When the call has connected to the stream, you will receive the gRPC message enfonica.voice.v1beta1.Streams.StreamCallResponse with call_connected specified. Once you receive this message, you will receive a steady stream of responses containing audio and other events, and any audio that you send will be played back to the call.

Exchanging audio

Audio received from the call is sent to you with the gRPC message enfonica.voice.v1beta1.Streams.StreamCallResponse with output_audio specified. The audio will be encoded in the format specified during stream setup, and will be sent in chunks of a sensible size.

To send audio to the call, use the gRPC message enfonica.voice.v1beta1.Streams.StreamCallRequest with input_audio specified. Input audio will be buffered with a maximum buffer size of 1 minute. If the maximum buffer size is exceeded, the overflow will be silently discarded. If the input audio buffer is empty, the call will hear silence. When the input audio buffer transitions to an empty state, the gRPC message enfonica.voice.v1beta1.Streams.StreamCallResponse will be sent with input_audio_buffer_empty to indicate that the input buffer is empty (ie that all buffered audio has been played back to the call). To clear the input buffer, specify clear within the enfonica.voice.v1beta1.Streams.InputAudio message.

Passing data to the call

At any time during the stream, you may send the gRPC message enfonica.voice.v1beta1.Streams.StreamCallRequest with update_request_parameters. This will update the parameters map that is sent over the subsequent VoiceML request to NextUri after the stream has closed. Note that NextUri must be specified when connecting to the stream with <Stream>, otherwise these parameters will be discarded.

Closing the stream

If the call hangs up, the gRPC response stream will be closed and you should immediately close the request stream.
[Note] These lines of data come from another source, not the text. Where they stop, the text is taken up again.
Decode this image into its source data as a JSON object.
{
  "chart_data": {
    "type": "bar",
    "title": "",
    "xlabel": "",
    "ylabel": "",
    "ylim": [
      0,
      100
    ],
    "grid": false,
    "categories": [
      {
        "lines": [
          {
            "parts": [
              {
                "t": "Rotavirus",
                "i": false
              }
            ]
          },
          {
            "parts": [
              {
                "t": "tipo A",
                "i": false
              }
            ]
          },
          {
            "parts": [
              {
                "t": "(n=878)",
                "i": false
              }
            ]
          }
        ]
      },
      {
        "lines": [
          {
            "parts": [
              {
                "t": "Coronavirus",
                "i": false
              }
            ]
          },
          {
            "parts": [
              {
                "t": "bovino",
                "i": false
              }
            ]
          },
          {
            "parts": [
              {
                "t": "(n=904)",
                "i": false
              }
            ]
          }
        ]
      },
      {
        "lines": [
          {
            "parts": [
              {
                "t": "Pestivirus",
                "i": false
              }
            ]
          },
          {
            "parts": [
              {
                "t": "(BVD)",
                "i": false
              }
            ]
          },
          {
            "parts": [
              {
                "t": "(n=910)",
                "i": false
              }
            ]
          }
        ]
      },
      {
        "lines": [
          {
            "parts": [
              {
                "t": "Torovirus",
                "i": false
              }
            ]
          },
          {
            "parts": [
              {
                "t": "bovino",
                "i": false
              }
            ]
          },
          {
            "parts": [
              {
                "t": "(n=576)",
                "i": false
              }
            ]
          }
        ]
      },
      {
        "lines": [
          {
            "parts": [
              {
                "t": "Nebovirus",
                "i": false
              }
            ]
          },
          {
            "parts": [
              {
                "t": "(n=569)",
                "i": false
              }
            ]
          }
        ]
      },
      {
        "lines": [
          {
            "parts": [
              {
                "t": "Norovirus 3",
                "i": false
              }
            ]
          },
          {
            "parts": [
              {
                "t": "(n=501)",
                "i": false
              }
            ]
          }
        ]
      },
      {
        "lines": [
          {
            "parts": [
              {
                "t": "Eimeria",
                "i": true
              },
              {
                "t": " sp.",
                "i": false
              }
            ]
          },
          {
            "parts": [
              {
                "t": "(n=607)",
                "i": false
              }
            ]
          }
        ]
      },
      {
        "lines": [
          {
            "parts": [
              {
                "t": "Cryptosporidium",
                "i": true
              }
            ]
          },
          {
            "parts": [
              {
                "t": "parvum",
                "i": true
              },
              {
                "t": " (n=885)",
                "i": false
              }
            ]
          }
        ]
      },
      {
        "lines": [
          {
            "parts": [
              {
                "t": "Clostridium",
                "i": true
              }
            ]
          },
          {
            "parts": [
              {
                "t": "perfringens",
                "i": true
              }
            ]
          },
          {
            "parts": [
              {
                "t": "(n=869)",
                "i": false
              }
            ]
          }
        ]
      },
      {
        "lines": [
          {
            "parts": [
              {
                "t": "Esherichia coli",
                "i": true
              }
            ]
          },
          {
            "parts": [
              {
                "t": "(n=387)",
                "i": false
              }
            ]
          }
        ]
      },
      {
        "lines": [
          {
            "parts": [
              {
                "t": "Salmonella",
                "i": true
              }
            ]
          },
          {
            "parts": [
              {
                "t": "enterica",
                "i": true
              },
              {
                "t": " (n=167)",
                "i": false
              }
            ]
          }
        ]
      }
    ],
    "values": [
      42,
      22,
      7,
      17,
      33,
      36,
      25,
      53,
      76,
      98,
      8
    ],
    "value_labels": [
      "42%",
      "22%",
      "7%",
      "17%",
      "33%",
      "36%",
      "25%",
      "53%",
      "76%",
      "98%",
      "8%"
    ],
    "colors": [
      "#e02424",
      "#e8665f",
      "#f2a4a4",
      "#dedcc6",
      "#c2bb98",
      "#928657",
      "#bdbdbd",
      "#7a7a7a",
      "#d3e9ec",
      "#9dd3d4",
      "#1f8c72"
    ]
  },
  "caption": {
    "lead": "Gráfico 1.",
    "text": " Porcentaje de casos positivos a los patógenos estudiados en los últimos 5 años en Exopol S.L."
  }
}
To stop the stream and resume VoiceML execution, close the gRPC request stream and the API will immediately close the gRPC response stream.

Attributes

The <Stream> action supports the following attributes.

Attribute Allowed Values Default
NextUri any relative or absolute URI -

NextUri

The NextUri attribute specifies the URI to redirect to after you close the stream. Any parameters specified during the stream using the enfonica.voice.v1beta1.Streams.StreamCallRequest.update_request_parameters field will be sent to this URI.

If this is not specified, then VoiceML execution will continue to execute actions specified in the previous response.

Body

The body of an action is the content nested within the action. The following is supported for <Stream>.

Type Description
plain text The resource name of the stream to connect to.